Today in 1798 – John Morison Died

John Morison was one of a number of hymn writers in the 18th century who added to the Scottish Psalter paraphrases of other passages of Scripture in addition to the Psalms. One of the best and most beautiful of these, published in 1781, was by Morison. It is a poetic paraphrase of Hosea 6:1-4, which begins, “Come, and let us return to the Lord; for He has torn, but He will heal us; He has stricken, but He will bind us up.”

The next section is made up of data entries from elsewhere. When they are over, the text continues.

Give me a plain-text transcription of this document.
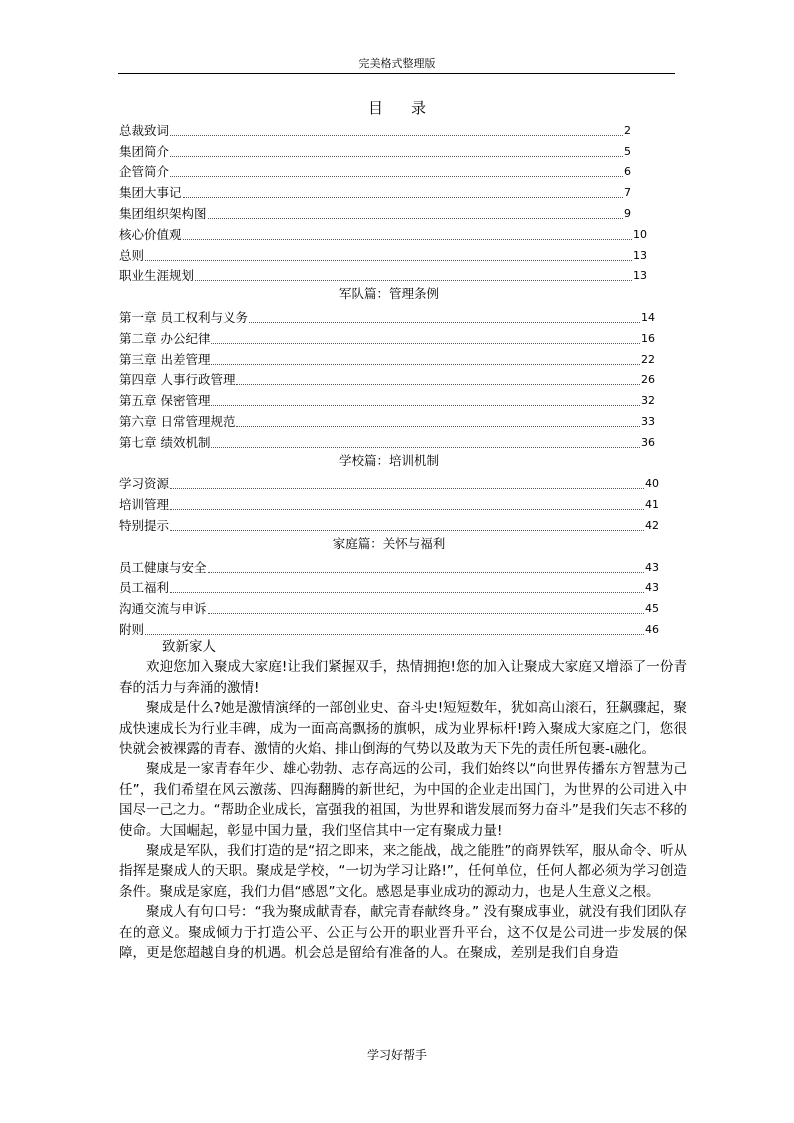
完美格式整理版
目 录
总裁致词	2
集团简介	5
企管简介	6
集团大事记	7
集团组织架构图	9
核心价值观	10
总则	13
职业生涯规划	13
军队篇：管理条例
第一章 员工权利与义务	14
第二章 办公纪律	16
第三章 出差管理	22
第四章 人事行政管理	26
第五章 保密管理	32
第六章 日常管理规范	33
第七章 绩效机制	36
学校篇：培训机制
学习资源	40
培训管理	41
特别提示	42
家庭篇：关怀与福利
员工健康与安全	43
员工福利	43
沟通交流与申诉	45
附则	46
致新家人

欢迎您加入聚成大家庭!让我们紧握双手，热情拥抱!您的加入让聚成大家庭又增添了一份青春的活力与奔涌的激情!

聚成是什么?她是激情演绎的一部创业史、奋斗史!短短数年，犹如高山滚石，狂飙骤起，聚成快速成长为行业丰碑，成为一面高高飘扬的旗帜，成为业界标杆!跨入聚成大家庭之门，您很快就会被裸露的青春、激情的火焰、排山倒海的气势以及敢为天下先的责任所包裹-ι融化。

聚成是一家青春年少、雄心勃勃、志存高远的公司，我们始终以“向世界传播东方智慧为己任”，我们希望在风云激荡、四海翻腾的新世纪，为中国的企业走出国门，为世界的公司进入中国尽一己之力。“帮助企业成长，富强我的祖国，为世界和谐发展而努力奋斗”是我们矢志不移的使命。大国崛起，彰显中国力量，我们坚信其中一定有聚成力量!

聚成是军队，我们打造的是“招之即来，来之能战，战之能胜”的商界铁军，服从命令、听从指挥是聚成人的天职。聚成是学校，“一切为学习让路!”，任何单位，任何人都必须为学习创造条件。聚成是家庭，我们力倡“感恩”文化。感恩是事业成功的源动力，也是人生意义之根。

聚成人有句口号：“我为聚成献青春，献完青春献终身。” 没有聚成事业，就没有我们团队存在的意义。聚成倾力于打造公平、公正与公开的职业晋升平台，这不仅是公司进一步发展的保障，更是您超越自身的机遇。机会总是留给有准备的人。在聚成，差别是我们自身造

学习好帮手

The prophet is speaking of the repentance of the believing remnant of Israel in the last days, But Morison’s hymn of contrition is appropriate today for any backslidden child of God who desires to turn again to Him. The Word of God assures us, “If we confess our sins, He is faithful and just to forgive us our sins and to cleanse us from all unrighteousness” (I Jn. 1:9). For the full hymn and the tune, check the Cyber Hymnal. Morison’s hymn says, in part:

Come, let us to the Lord our God
With contrite hearts return;
Our God is gracious, nor will leave
The desolate to mourn.

His voice commands the tempest forth
And stills the stormy wave;
And though His arm be strong to smite,
’Tis also strong to save.

2) Today in 1919 – John Sammis Died
John Sammis was an American business man, and later a Presbyterian pastor and Bible teacher. This faithful servant of God wrote a number of hymns. For example, he gave us the text of the well-known gospel song Trust and Obey. And a less common offering from Pastor Sammis is his 1910 song, He’s a Friend of Mine.

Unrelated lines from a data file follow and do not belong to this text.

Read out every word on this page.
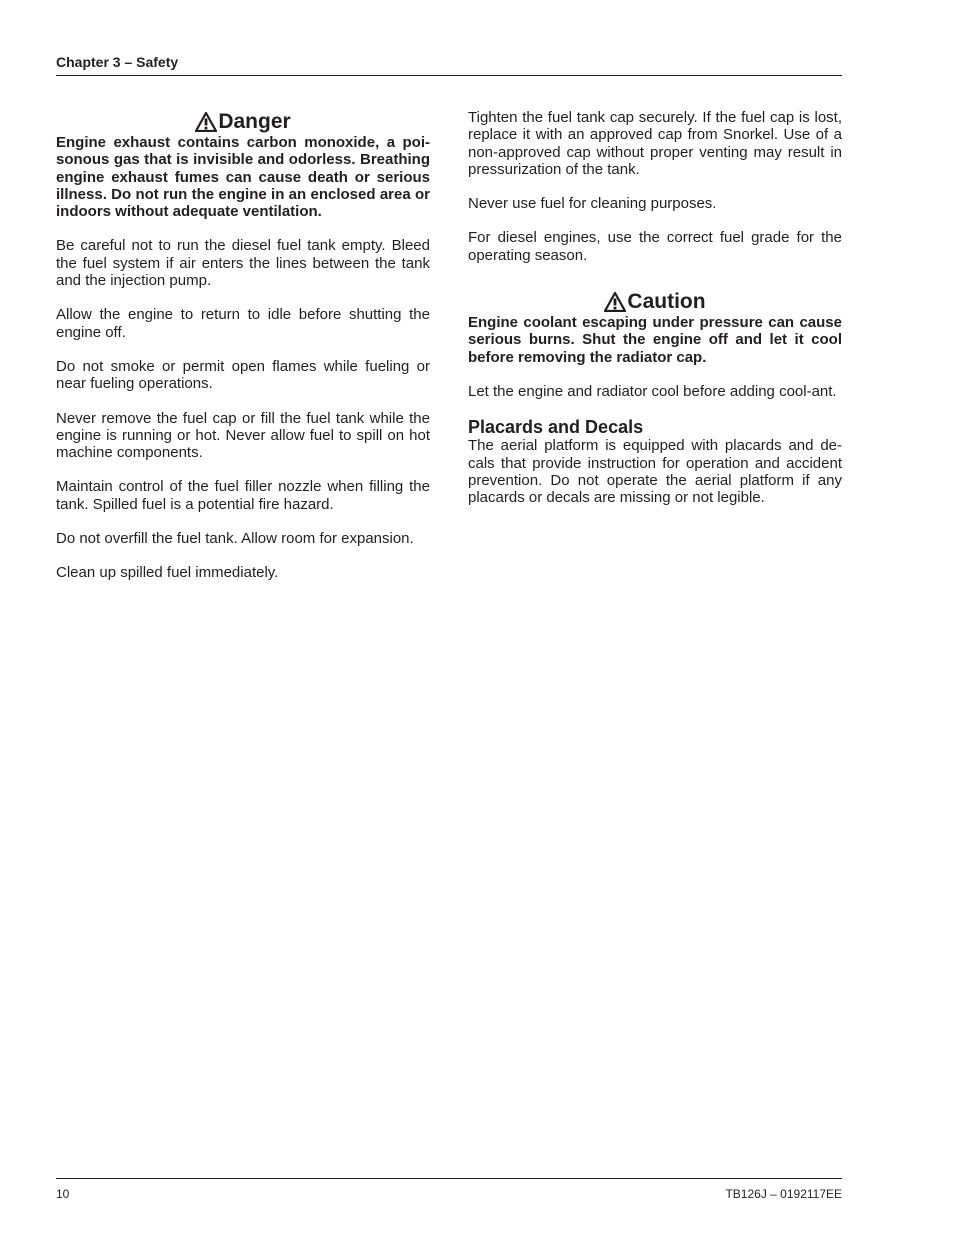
Chapter 3 – Safety
Danger

Engine exhaust contains carbon monoxide, a poi-sonous gas that is invisible and odorless. Breathing engine exhaust fumes can cause death or serious illness. Do not run the engine in an enclosed area or indoors without adequate ventilation.

Be careful not to run the diesel fuel tank empty. Bleed the fuel system if air enters the lines between the tank and the injection pump.

Allow the engine to return to idle before shutting the engine off.

Do not smoke or permit open flames while fueling or near fueling operations.

Never remove the fuel cap or fill the fuel tank while the engine is running or hot. Never allow fuel to spill on hot machine components.

Maintain control of the fuel filler nozzle when filling the tank. Spilled fuel is a potential fire hazard.

Do not overfill the fuel tank. Allow room for expansion.

Clean up spilled fuel immediately.

Tighten the fuel tank cap securely. If the fuel cap is lost, replace it with an approved cap from Snorkel. Use of a non-approved cap without proper venting may result in pressurization of the tank.

Never use fuel for cleaning purposes.

For diesel engines, use the correct fuel grade for the operating season.

Caution

Engine coolant escaping under pressure can cause serious burns. Shut the engine off and let it cool before removing the radiator cap.

Let the engine and radiator cool before adding cool-ant.

Placards and Decals

The aerial platform is equipped with placards and de-cals that provide instruction for operation and accident prevention. Do not operate the aerial platform if any placards or decals are missing or not legible.

10	TB126J – 0192117EE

Why should I charge my soul with care?
The wealth of every mine
Belongs to Christ, God’s Son and Heir,
And He’s a Friend of mine.

Yes, He’s a Friend of mine,
And He with me doth all things share;
Since all is Christ’s, and Christ is mine,
Why should I have a care?
For Jesus is a Friend of mine.

The composer of the tune of the above song is Daniel Towner. Less common still is Pastor Sammis’s song We Know Not Yet.

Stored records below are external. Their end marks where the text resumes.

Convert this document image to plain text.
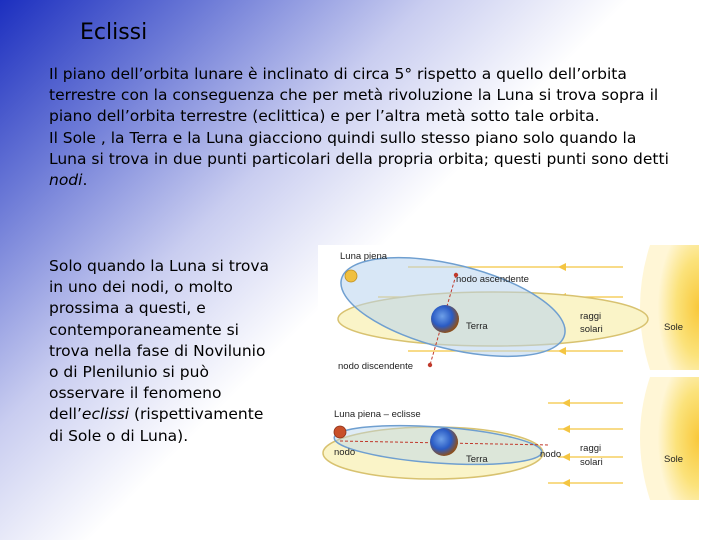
Eclissi

Il piano dell’orbita lunare è inclinato di circa 5° rispetto a quello dell’orbita terrestre con la conseguenza che per metà rivoluzione la Luna si trova sopra il piano dell’orbita terrestre (eclittica) e per l’altra metà sotto tale orbita.

Il Sole , la Terra e la Luna giacciono quindi sullo stesso piano solo quando la Luna si trova in due punti particolari della propria orbita; questi punti sono detti nodi.

Solo quando la Luna si trova in uno dei nodi, o molto prossima a questi, e contemporaneamente si trova nella fase di Novilunio o di Plenilunio si può osservare il fenomeno dell’eclissi (rispettivamente di Sole o di Luna).
Luna piena
nodo ascendente
Terra
nodo discendente
raggi
solari	Sole
Luna piena – eclisse
nodo
Terra	nodo
raggi
solari	Sole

We know not yet what we shall be
Though now the sons of God;
When robed in immortality
We rise above the sod.

We know not what our eyes shall see
Among the starry spheres;
What sounds of heavenly melody
Shall greet our ravished ears.

We know not, though we now receive
The earnest long before
Our foolish hearts cannot conceive
The grace there is in store.

There are things about the heavenly kingdom that we are told in the Word of God. There are many more that we shall learn when the time comes. John Sammis focuses our attention on what we do know in his refrain, which begins, “But we know…” And we do know that we’ll be with Christ for all eternity (Jn. 14:3; I Thess. 4:16-17), and be clothed in glorified, resurrection bodies like His own (Phil. 3:20-21; I Jn. 3:2).